In its capacity as parent company responsible for strategic management MVM procured legal, business-management and public-relations services. These services where of the benefit of itself, the entire group and each member of the group. MVM deducted the VAT charged to it by the suppliers of those services. MVM did not, save for a few exceptions, charge the subsidiaries with these costs of strategic management, nor did it impose a general charge on the subsidiaries for its management activities.
The Hungarian tax authorities were of the view that MVM could deduct the VAT only to the extent to which it had used the services in order to effect supplies of goods or services. Thus, the tax authorities refused MVM the right to deduct the VAT relating to the services where the services had been carried out in the interest of the other members of the group or where the services concerned business-management services related mainly to the acquisition of shareholdings.

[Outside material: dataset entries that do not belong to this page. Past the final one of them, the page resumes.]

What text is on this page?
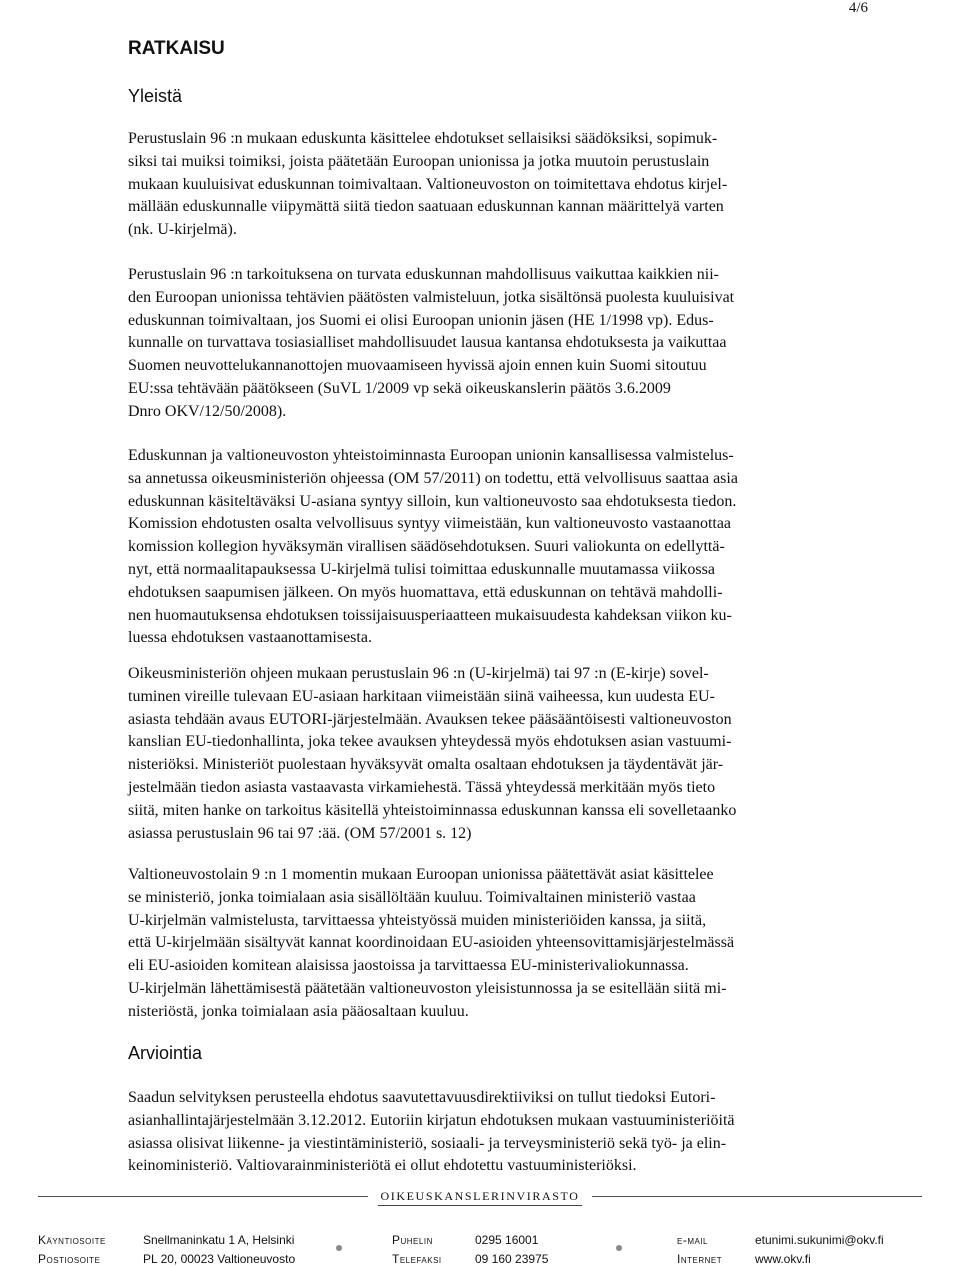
4/6
RATKAISU
Yleistä
Perustuslain 96 :n mukaan eduskunta käsittelee ehdotukset sellaisiksi säädöksiksi, sopimuk-
siksi tai muiksi toimiksi, joista päätetään Euroopan unionissa ja jotka muutoin perustuslain
mukaan kuuluisivat eduskunnan toimivaltaan. Valtioneuvoston on toimitettava ehdotus kirjel-
mällään eduskunnalle viipymättä siitä tiedon saatuaan eduskunnan kannan määrittelyä varten
(nk. U-kirjelmä).
Perustuslain 96 :n tarkoituksena on turvata eduskunnan mahdollisuus vaikuttaa kaikkien nii-
den Euroopan unionissa tehtävien päätösten valmisteluun, jotka sisältönsä puolesta kuuluisivat
eduskunnan toimivaltaan, jos Suomi ei olisi Euroopan unionin jäsen (HE 1/1998 vp). Edus-
kunnalle on turvattava tosiasialliset mahdollisuudet lausua kantansa ehdotuksesta ja vaikuttaa
Suomen neuvottelukannanottojen muovaamiseen hyvissä ajoin ennen kuin Suomi sitoutuu
EU:ssa tehtävään päätökseen (SuVL 1/2009 vp sekä oikeuskanslerin päätös 3.6.2009
Dnro OKV/12/50/2008).
Eduskunnan ja valtioneuvoston yhteistoiminnasta Euroopan unionin kansallisessa valmistelus-
sa annetussa oikeusministeriön ohjeessa (OM 57/2011) on todettu, että velvollisuus saattaa asia
eduskunnan käsiteltäväksi U-asiana syntyy silloin, kun valtioneuvosto saa ehdotuksesta tiedon.
Komission ehdotusten osalta velvollisuus syntyy viimeistään, kun valtioneuvosto vastaanottaa
komission kollegion hyväksymän virallisen säädösehdotuksen. Suuri valiokunta on edellyttä-
nyt, että normaalitapauksessa U-kirjelmä tulisi toimittaa eduskunnalle muutamassa viikossa
ehdotuksen saapumisen jälkeen. On myös huomattava, että eduskunnan on tehtävä mahdolli-
nen huomautuksensa ehdotuksen toissijaisuusperiaatteen mukaisuudesta kahdeksan viikon ku-
luessa ehdotuksen vastaanottamisesta.
Oikeusministeriön ohjeen mukaan perustuslain 96 :n (U-kirjelmä) tai 97 :n (E-kirje) sovel-
tuminen vireille tulevaan EU-asiaan harkitaan viimeistään siinä vaiheessa, kun uudesta EU-
asiasta tehdään avaus EUTORI-järjestelmään. Avauksen tekee pääsääntöisesti valtioneuvoston
kanslian EU-tiedonhallinta, joka tekee avauksen yhteydessä myös ehdotuksen asian vastuumi-
nisteriöksi. Ministeriöt puolestaan hyväksyvät omalta osaltaan ehdotuksen ja täydentävät jär-
jestelmään tiedon asiasta vastaavasta virkamiehestä. Tässä yhteydessä merkitään myös tieto
siitä, miten hanke on tarkoitus käsitellä yhteistoiminnassa eduskunnan kanssa eli sovelletaanko
asiassa perustuslain 96 tai 97 :ää. (OM 57/2001 s. 12)
Valtioneuvostolain 9 :n 1 momentin mukaan Euroopan unionissa päätettävät asiat käsittelee
se ministeriö, jonka toimialaan asia sisällöltään kuuluu. Toimivaltainen ministeriö vastaa
U-kirjelmän valmistelusta, tarvittaessa yhteistyössä muiden ministeriöiden kanssa, ja siitä,
että U-kirjelmään sisältyvät kannat koordinoidaan EU-asioiden yhteensovittamisjärjestelmässä
eli EU-asioiden komitean alaisissa jaostoissa ja tarvittaessa EU-ministerivaliokunnassa.
U-kirjelmän lähettämisestä päätetään valtioneuvoston yleisistunnossa ja se esitellään siitä mi-
nisteriöstä, jonka toimialaan asia pääosaltaan kuuluu.
Arviointia
Saadun selvityksen perusteella ehdotus saavutettavuusdirektiiviksi on tullut tiedoksi Eutori-
asianhallintajärjestelmään 3.12.2012. Eutoriin kirjatun ehdotuksen mukaan vastuuministeriöitä
asiassa olisivat liikenne- ja viestintäministeriö, sosiaali- ja terveysministeriö sekä työ- ja elin-
keinoministeriö. Valtiovarainministeriötä ei ollut ehdotettu vastuuministeriöksi.
OIKEUSKANSLERINVIRASTO
Käyntiosoite	Snellmaninkatu 1 A, Helsinki
Postiosoite	PL 20, 00023 Valtioneuvosto
Puhelin	0295 16001
Telefaksi	09 160 23975
e-mail	etunimi.sukunimi@okv.fi
Internet	www.okv.fi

In its order in the MVM case the CJEU repeats its classic case law on the VAT status of holding companies. It first establishes that a holding company which has as its sole purpose the acquisition of shares in other undertakings and which does not involve itself directly or indirectly in the management of those undertakings does not have the status of taxable person. It then states that the involvement of a holding company in the management of companies in which it has acquired a shareholding constitutes an economic activity where it entails carrying out transactions which are subject to VAT for those subsidiaries, such as the supply by a holding company to its subsidiaries of administrative, financial, commercial and technical services. The mere involvement of MVM in the management of its subsidiaries without carrying out transactions subject to VAT for those subsidiaries is not an economic activity.
As a consequence MVM cannot deduct the VAT on costs that have a direct and immediate link with its holding or management activities – as it did not charge a fee for its activities to its subsidiaries. If costs relate to both MVM’s leasing activities and holding and management activities the VAT will be deductible to a certain proportion. The CJEU furthermore notes that it appears difficult to imagine that the services at issue, namely services procured in the interest of other members of the group and business-management services relating mainly to the acquisition of shareholdings, may have a direct and immediate link with MVM’s leasing activity, considered overall. It is for the referring Hungarian court to decide on this.

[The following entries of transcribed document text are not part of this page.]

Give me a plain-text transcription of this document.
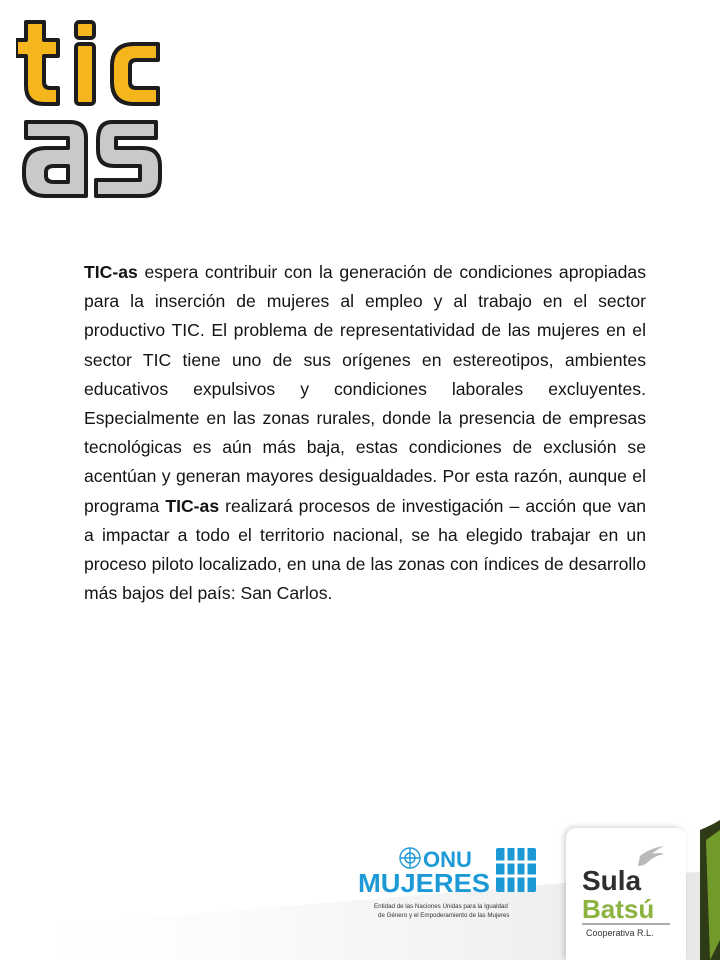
TIC-as espera contribuir con la generación de condiciones apropiadas para la inserción de mujeres al empleo y al trabajo en el sector productivo TIC. El problema de representatividad de las mujeres en el sector TIC tiene uno de sus orígenes en estereotipos, ambientes educativos expulsivos y condiciones laborales excluyentes. Especialmente en las zonas rurales, donde la presencia de empresas tecnológicas es aún más baja, estas condiciones de exclusión se acentúan y generan mayores desigualdades. Por esta razón, aunque el programa TIC-as realizará procesos de investigación – acción que van a impactar a todo el territorio nacional, se ha elegido trabajar en un proceso piloto localizado, en una de las zonas con índices de desarrollo más bajos del país: San Carlos.

ONU
MUJERES
Entidad de las Naciones Unidas para la Igualdad
de Género y el Empoderamiento de las Mujeres
Sula
Batsú
Cooperativa R.L.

Position of Dutch holding companies
The position of Dutch based holding companies is in our view different than the position of MVM. First of all, because a holding company such as MVM that qualifies as a taxable person, can be part of a VAT group in the Netherlands. What is more, based on the so called holding decree, a holding company that carries out management activities, but does not charge its subsidiaries for this activity can be included in the VAT group as well.
If VAT grouping is not an option Dutch holding companies can in our view rely on section 11 of the holding decree. In this section it is stated that when a person is already a taxable person, holding activities will not have an effect on its right to deduct VAT if it holds shares for the benefit of its business. However holding companies that rely on this section are in some cases challenged by the Dutch tax authorities, which state that section 11 has become outdated due to CJEU’s case law. Those holding companies are faced with a limitation on their right to deduct VAT.

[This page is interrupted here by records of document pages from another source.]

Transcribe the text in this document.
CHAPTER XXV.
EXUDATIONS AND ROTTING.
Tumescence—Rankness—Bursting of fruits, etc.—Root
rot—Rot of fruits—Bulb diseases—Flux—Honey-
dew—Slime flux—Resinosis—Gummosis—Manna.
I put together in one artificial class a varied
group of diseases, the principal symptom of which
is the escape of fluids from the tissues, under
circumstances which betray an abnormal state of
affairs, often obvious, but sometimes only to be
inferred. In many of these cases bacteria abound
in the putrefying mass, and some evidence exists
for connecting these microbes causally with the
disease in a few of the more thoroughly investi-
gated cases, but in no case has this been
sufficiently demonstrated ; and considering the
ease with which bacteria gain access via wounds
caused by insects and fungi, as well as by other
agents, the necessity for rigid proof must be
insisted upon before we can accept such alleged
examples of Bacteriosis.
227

The future for holding companies
An amended version of the holding decree is expected in the (near) future. The expectation is that it will be amended on the aspect of VAT deduction and that holding companies that do not charge a fee to their subsidiaries will be confronted with a limitation of VAT deduction.
What can you do?
Because an amendment of the holding decree is expected shortly and the Dutch tax authorities already challenge the right to deduct VAT of holding companies in certain situations, we advise you – if possible – to charge a fee to subsidiaries for (management) activities.
If charging a (management) fee is not an option we advise you to explore your options to be part of a Dutch VAT group.
If VAT grouping is also not an option, e.g. because the subsidiaries are established abroad, we advise you to explore your VAT position together with your VAT advisor in advance to establish the possible VAT consequences.